Diğer Faydalı Terimler ve İfadeler
Tight race
En az iki adayın yaklaşık olarak aynı düzeyde desteğe sahip olduğu ve kazananı tahmin etmenin zor olduğu bir durumu "başabaş" olarak adlandırabilirsiniz.
- The race is too tight for anyone to declare a winner.
- Yarış o kadar başa baş ki, kimse bir kazanan ilan edemiyor.
Flip
Siyaset tartışılırken, bir eyalet bir renkten (siyasi partiden) diğerine değişirse "değişti" denir.
- The popular politician earned enough support to flip the state, which surprised everyone.
- Popüler politikacı, eyaleti değiştirecek kadar destek kazandı ve bu durum herkesi şaşırttı.
Runoff
Bir seçim, hiç kimse veya taraf net bir kazanan olmaksızın sona erdiğinde, daha küçük bir ek seçim yapılması gerekir. Bu ek seçimlere "ikinci tur" denir.
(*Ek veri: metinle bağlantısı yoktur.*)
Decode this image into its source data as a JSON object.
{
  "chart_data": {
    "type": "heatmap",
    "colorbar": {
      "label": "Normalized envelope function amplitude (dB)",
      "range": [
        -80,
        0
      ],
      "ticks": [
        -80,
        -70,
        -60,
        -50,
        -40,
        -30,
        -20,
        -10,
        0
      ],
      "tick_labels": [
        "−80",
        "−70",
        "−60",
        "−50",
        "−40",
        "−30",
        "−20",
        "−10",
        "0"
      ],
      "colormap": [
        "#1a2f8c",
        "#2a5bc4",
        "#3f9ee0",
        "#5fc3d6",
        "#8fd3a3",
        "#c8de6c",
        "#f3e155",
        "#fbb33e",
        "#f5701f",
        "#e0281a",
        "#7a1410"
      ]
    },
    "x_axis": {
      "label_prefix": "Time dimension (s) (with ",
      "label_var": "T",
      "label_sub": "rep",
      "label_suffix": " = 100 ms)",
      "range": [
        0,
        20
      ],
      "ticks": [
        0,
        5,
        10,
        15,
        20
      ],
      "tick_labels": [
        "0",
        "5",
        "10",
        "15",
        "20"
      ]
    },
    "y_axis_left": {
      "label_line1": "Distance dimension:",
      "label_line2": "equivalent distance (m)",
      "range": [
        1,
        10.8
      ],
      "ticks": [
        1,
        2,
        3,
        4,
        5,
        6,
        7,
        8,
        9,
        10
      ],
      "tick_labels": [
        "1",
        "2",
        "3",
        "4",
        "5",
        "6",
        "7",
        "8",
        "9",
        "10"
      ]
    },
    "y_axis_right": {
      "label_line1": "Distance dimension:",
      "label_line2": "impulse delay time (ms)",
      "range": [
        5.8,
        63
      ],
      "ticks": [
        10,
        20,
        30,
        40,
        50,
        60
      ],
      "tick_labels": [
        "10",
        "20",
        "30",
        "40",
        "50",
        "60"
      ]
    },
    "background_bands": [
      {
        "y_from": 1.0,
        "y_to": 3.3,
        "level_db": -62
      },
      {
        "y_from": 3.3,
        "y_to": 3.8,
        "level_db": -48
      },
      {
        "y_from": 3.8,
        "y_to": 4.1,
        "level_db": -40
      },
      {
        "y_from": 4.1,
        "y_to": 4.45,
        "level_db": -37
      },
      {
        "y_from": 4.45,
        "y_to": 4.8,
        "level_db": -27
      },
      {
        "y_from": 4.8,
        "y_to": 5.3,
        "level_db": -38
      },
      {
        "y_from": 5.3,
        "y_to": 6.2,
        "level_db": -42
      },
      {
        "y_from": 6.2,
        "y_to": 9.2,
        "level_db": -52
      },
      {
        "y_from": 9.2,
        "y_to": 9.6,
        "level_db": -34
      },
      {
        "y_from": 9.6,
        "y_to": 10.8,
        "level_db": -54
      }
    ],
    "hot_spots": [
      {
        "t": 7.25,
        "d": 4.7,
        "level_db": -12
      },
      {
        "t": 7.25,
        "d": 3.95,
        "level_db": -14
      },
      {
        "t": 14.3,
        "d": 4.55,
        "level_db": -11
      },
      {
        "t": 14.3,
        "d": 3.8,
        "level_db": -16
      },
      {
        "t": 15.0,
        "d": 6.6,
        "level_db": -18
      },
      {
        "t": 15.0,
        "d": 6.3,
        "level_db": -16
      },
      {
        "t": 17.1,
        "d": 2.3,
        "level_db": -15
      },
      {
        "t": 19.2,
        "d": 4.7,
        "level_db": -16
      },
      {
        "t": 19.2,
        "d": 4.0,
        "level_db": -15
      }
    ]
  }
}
- A runoff was announced since neither candidate got a majority of the votes.
- Hiçbir aday oyların çoğunluğunu alamadığı için ikinci tur seçim ilan edildi.
Lame duck
"Lame," bacaklarındaki veya ayaklarındaki bir yaralanma ya da hasar nedeniyle yürüme güçlüğü çeken insanlar veya hayvanları tanımlamak için kullanılan bir sıfattır. Ayrıca, bir şeyin modaya uygun veya havalı olmadığını ifade etmek için argo olarak da kullanılır.
- That movie was so lame. I want my money back!
- O film çok berbattı. Paramı geri istiyorum!
Siyasette "topal ördek," kontrolü elinde tutacak veya önemli kararlar alacak kadar destek veya etkisi olmayan bir politikacıyı ifade eder. Bu terim genellikle, başkanlık döneminin sonunda olan ve birçok kişinin dikkatinin bir sonraki başkanlık görevini üstlenecek kişiye yöneldiği bir başkan için kullanılır.
- He lost a lot of support for his policies once he became a lame duck.
- Topal ördek haline geldiğinde politikaları için önemli ölçüde destek kaybetti.
Bu terim, sıfat olarak da kullanılabilir.
- The president has entered his lame-duck period.
- Başkan, topal ördek dönemine girdi.
Honeymoon period
Balayı, yeni evli çiftler için bir tatil anlamına geldiğini muhtemelen biliyorsunuzdur. Ancak, bu terimin siyasette de kullanıldığını biliyor muydunuz?
"Balayı dönemi," bir seçimden hemen sonra, çoğu politikacının halktan ve meslektaşlarından hâlâ geniş bir destek aldığı zamandır.
- It's important to start your term in a strong way by taking advantage of the honeymoon period.
- Balayı döneminden faydalanarak döneminize güçlü bir şekilde başlamak önemlidir.
Son Bir Not
Amerika'nın dünyadaki güçlü konumu nedeniyle, diğer ülkelerden insanlar bile ABD'nin son seçim haberlerini yakından takip eder. Bilgili kalmak önemli olsa da, görüşlerinizi oluşturmadan önce doğru bilgilere sahip olduğunuzdan emin olmak da önemlidir.
Birçok insan siyasete dair çok güçlü duygulara sahiptir ve ne yazık ki, özellikle sosyal medyada yanlış bilgi veya doğru olmayan bilgi bulmak kolaydır. Gördüğünüz bilgilerin doğru olduğundan emin olmak için her zaman iki kez kontrol etmek iyi bir fikir olur!
Kapanış
Yaklaşan ABD başkanlık seçimlerine veya dünya genelindeki diğer seçimlere dikkat ederseniz, burada tanıttığımız terimlerden bazılarını kesinlikle duyacaksınız veya göreceksiniz. Umarız bu makale, bulduğunuz bilgilerin daha fazlasını anlamanıza yardımcı olur!